Stocks remained in the grip of a low-grade euphoria Monday, lightened by what is being referred to in the news as a ‘thaw’ in trade relations between the U.S. and China. No one expected much to happen on the trade front, and nothing much did — other, perhaps, than a weekend during which there was no appreciable escalation in the tariff war. In this euphoric phase, stocks have generally wafted higher whenever the news was not as bad as it might have been. Tesla, for instance, appears to have sold around 93,000 cars in Q1, a number marginally sufficient to give bears pause about increasing the size of their short positions. They took a brutal beating in June, but it seems predictable the stock will finally turn down with a vengeance when the last Tesla naysayer has been drawn-and-quartered.

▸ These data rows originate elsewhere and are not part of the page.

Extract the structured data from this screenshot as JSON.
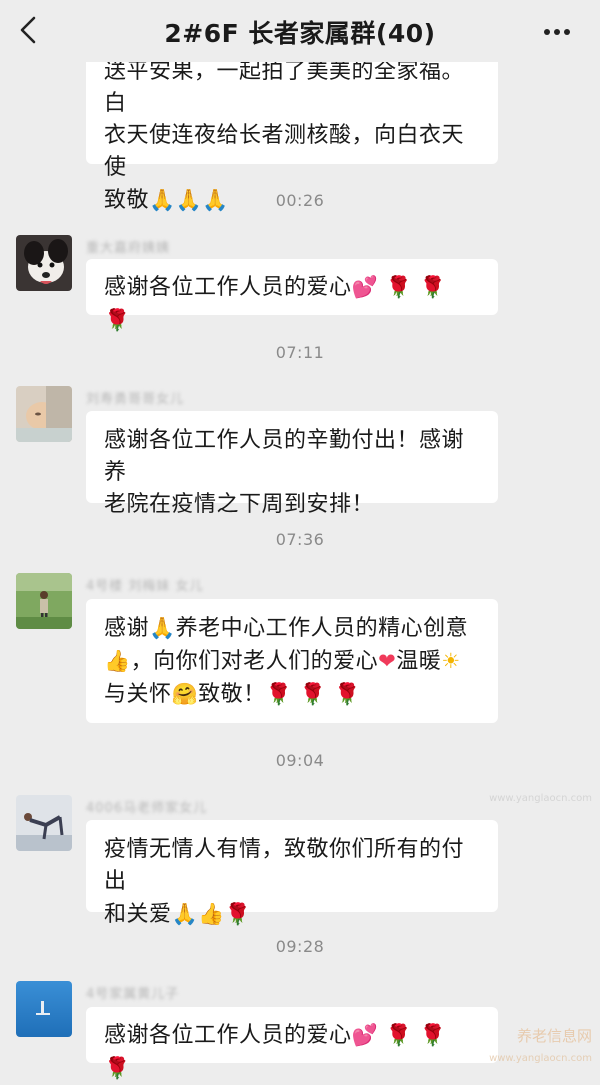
{
  "header": {
    "title": "2#6F   长者家属群(40)"
  },
  "messages": [
    {
      "id": "m0",
      "lines": [
        "送平安果，一起拍了美美的全家福。白",
        "衣天使连夜给长者测核酸，向白衣天使",
        "致敬"
      ],
      "emoji": [
        "folded-hands",
        "folded-hands",
        "folded-hands"
      ]
    },
    {
      "id": "m1",
      "time": "00:26",
      "sender": "重大嘉府姨姨",
      "avatar": "dog-avatar",
      "text": "感谢各位工作人员的爱心",
      "emoji": [
        "heart",
        "rose",
        "rose",
        "rose"
      ]
    },
    {
      "id": "m2",
      "time": "07:11",
      "sender": "刘寿勇哥哥女儿",
      "avatar": "baby-avatar",
      "lines": [
        "感谢各位工作人员的辛勤付出！感谢养",
        "老院在疫情之下周到安排！"
      ]
    },
    {
      "id": "m3",
      "time": "07:36",
      "sender": "4号楼 刘梅妹 女儿",
      "avatar": "outdoor-avatar",
      "line1a": "感谢",
      "line1b": "养老中心工作人员的精心创意",
      "line2a": "，向你们对老人们的爱心",
      "line2b": "温暖",
      "line3a": "与关怀",
      "line3b": "致敬！"
    },
    {
      "id": "m4",
      "time": "09:04",
      "sender": "4006马老师家女儿",
      "avatar": "yoga-avatar",
      "lines": [
        "疫情无情人有情，致敬你们所有的付出",
        "和关爱"
      ]
    },
    {
      "id": "m5",
      "time": "09:28",
      "sender": "4号家属黄儿子",
      "avatar": "sea-avatar",
      "text": "感谢各位工作人员的爱心",
      "emoji": [
        "heart",
        "rose",
        "rose",
        "rose"
      ]
    }
  ],
  "glyphs": {
    "heart": "💕",
    "rose": "🌹",
    "folded_hands": "🙏",
    "thumbs_up": "👍",
    "red_heart": "❤",
    "sun": "☀",
    "hug": "🤗"
  },
  "watermark": {
    "cn": "养老信息网",
    "url": "www.yanglaocn.com"
  }
}
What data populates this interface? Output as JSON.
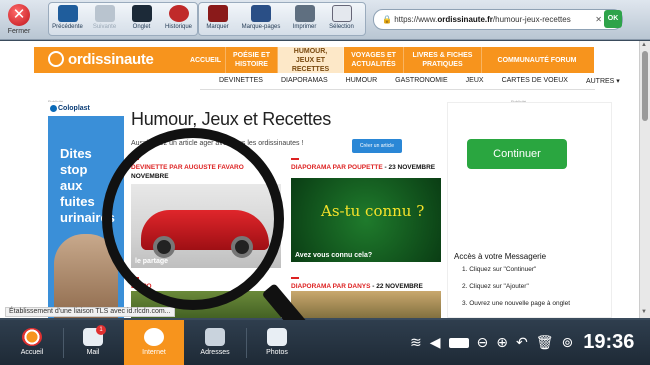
{
  "toolbar": {
    "close_label": "Fermer",
    "buttons": [
      {
        "label": "Précédente"
      },
      {
        "label": "Suivante"
      },
      {
        "label": "Onglet"
      },
      {
        "label": "Historique"
      },
      {
        "label": "Marquer"
      },
      {
        "label": "Marque-pages"
      },
      {
        "label": "Imprimer"
      },
      {
        "label": "Sélection"
      }
    ],
    "url_scheme": "https://www.",
    "url_host": "ordissinaute.fr",
    "url_path": "/humour-jeux-recettes",
    "ok_label": "OK"
  },
  "site": {
    "logo": "ordissinaute",
    "nav": [
      {
        "label": "ACCUEIL"
      },
      {
        "label": "POÉSIE ET HISTOIRE"
      },
      {
        "label": "HUMOUR, JEUX ET RECETTES"
      },
      {
        "label": "VOYAGES ET ACTUALITÉS"
      },
      {
        "label": "LIVRES & FICHES PRATIQUES"
      },
      {
        "label": "COMMUNAUTÉ FORUM"
      }
    ],
    "subnav": [
      "DEVINETTES",
      "DIAPORAMAS",
      "HUMOUR",
      "GASTRONOMIE",
      "JEUX",
      "CARTES DE VOEUX",
      "AUTRES ▾"
    ],
    "pub_label": "Publicité"
  },
  "ad_left": {
    "brand": "Coloplast",
    "text_lines": [
      "Dites",
      "stop",
      "aux",
      "fuites",
      "urinaires"
    ]
  },
  "main": {
    "title": "Humour, Jeux et Recettes",
    "intro": "Aussi créez un article      ager avec tous les ordissinautes !",
    "create_button": "Créer un article",
    "cards": [
      {
        "category": "DEVINETTE PAR AUGUSTE FAVARO",
        "date": "NOVEMBRE",
        "caption": "le partage"
      },
      {
        "category": "DIAPORAMA PAR POUPETTE",
        "date": "- 23 NOVEMBRE",
        "caption": "Avez vous connu cela?",
        "image_text": "As-tu connu ?"
      },
      {
        "category": "DIAPO",
        "date": "",
        "caption": ""
      },
      {
        "category": "DIAPORAMA PAR DANYS",
        "date": "- 22 NOVEMBRE",
        "caption": ""
      }
    ]
  },
  "ad_right": {
    "button": "Continuer",
    "heading": "Accès à votre Messagerie",
    "steps": [
      "1. Cliquez sur \"Continuer\"",
      "2. Cliquez sur \"Ajouter\"",
      "3. Ouvrez une nouvelle page à onglet"
    ]
  },
  "status_text": "Établissement d'une liaison TLS avec id.rlcdn.com...",
  "dock": {
    "items": [
      {
        "label": "Accueil"
      },
      {
        "label": "Mail",
        "badge": "1"
      },
      {
        "label": "Internet"
      },
      {
        "label": "Adresses"
      },
      {
        "label": "Photos"
      }
    ],
    "clock": "19:36"
  },
  "colors": {
    "brand_orange": "#f7941d",
    "accent_red": "#d22222",
    "continue_green": "#2aa640"
  }
}
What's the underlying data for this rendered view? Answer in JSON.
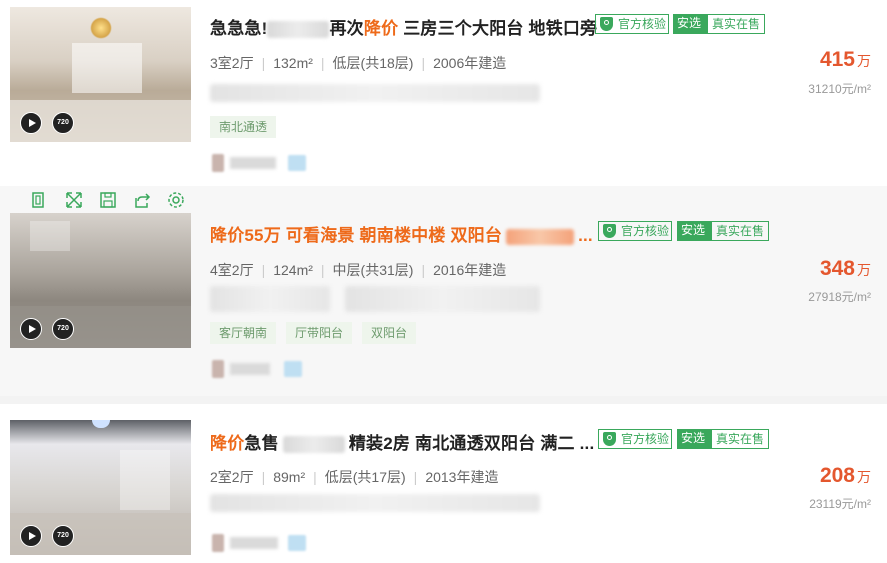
{
  "listings": [
    {
      "title_pre": "急急急!",
      "title_mid": "再次",
      "title_hl": "降价",
      "title_post": " 三房三个大阳台 地铁口旁",
      "badges": {
        "verify": "官方核验",
        "anxuan": "安选",
        "real": "真实在售"
      },
      "info": [
        "3室2厅",
        "132m²",
        "低层(共18层)",
        "2006年建造"
      ],
      "tags": [
        "南北通透"
      ],
      "price": "415",
      "price_unit": "万",
      "unit_price": "31210元/m²",
      "media": {
        "video": "play-icon",
        "panorama": "720"
      }
    },
    {
      "title_main": "降价55万 可看海景 朝南楼中楼 双阳台",
      "title_ellipsis": "...",
      "badges": {
        "verify": "官方核验",
        "anxuan": "安选",
        "real": "真实在售"
      },
      "info": [
        "4室2厅",
        "124m²",
        "中层(共31层)",
        "2016年建造"
      ],
      "tags": [
        "客厅朝南",
        "厅带阳台",
        "双阳台"
      ],
      "price": "348",
      "price_unit": "万",
      "unit_price": "27918元/m²",
      "media": {
        "video": "play-icon",
        "panorama": "720"
      }
    },
    {
      "title_hl": "降价",
      "title_pre": "急售",
      "title_post": "精装2房 南北通透双阳台 满二 ...",
      "badges": {
        "verify": "官方核验",
        "anxuan": "安选",
        "real": "真实在售"
      },
      "info": [
        "2室2厅",
        "89m²",
        "低层(共17层)",
        "2013年建造"
      ],
      "tags": [],
      "price": "208",
      "price_unit": "万",
      "unit_price": "23119元/m²",
      "media": {
        "video": "play-icon",
        "panorama": "720"
      }
    }
  ],
  "hover_toolbar": [
    "compare-icon",
    "expand-icon",
    "save-icon",
    "share-icon",
    "settings-icon"
  ],
  "colors": {
    "accent_green": "#3aa85c",
    "price_red": "#e4572e",
    "title_orange": "#ee6a1a"
  }
}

His epitaph will read: “See, I was right!” And so he eventually will be, since the auto manufacturer’s profit margins are tacking into a perfect storm that will feature competition for the first time from other high-end car makers; a phase-out by 2020 of a tax credit that as recently as Q4 2018 provided a $7500 subsidy to buyers; and a sales mix that will start skewing more and more toward less expensive Tesla models.
Honor Among Thieves
It is Boeing, however, that has shown itself to be inured to all manner of bad news, even sensationally bad new. In this respect, the aircraft manufacturer’s shares are in a class by themselves. It’s not merely that the company is too big to fail, or that when it sells passenger jets to foreign buyers, the transactions have more impact on America’s trade deficit than ten thousand farmers. No, it is simply that Boeing shares are so firmly entrenched in exceedingly strong hands that to break ranks with the group and bail out is to risk being ostracized by the world’s smartest money. There is honor among thieves, as the saying goes, and the dollar value of upholding the honor of Wall Street’s most prodigiously-capitalized sleazeballs is beyond estimation. Thus do institutional investors cover their ears, eyes and mouths in unison when the headlines shout of Boeing’s malfeasance in the death of 346 passengers in two separate 737 Max crashes since last October; or more recently, about how the 737 Max fleet is likely to remain sidelined at least until the end of the year; or that Federal prosecutors have subpoenaed records related to the 787 Dreamliner. All of these stories together had less dollar impact on the stock than the short-squeeze rally triggered by news on June 18 that Boeing had broken a 737 Max sales drought with an agreement to sell up to 200 copies to British Airways. Through it all, Boeing is currently trading within 20% of all-time highs, presumably maintaining altitude until the bad news blows over.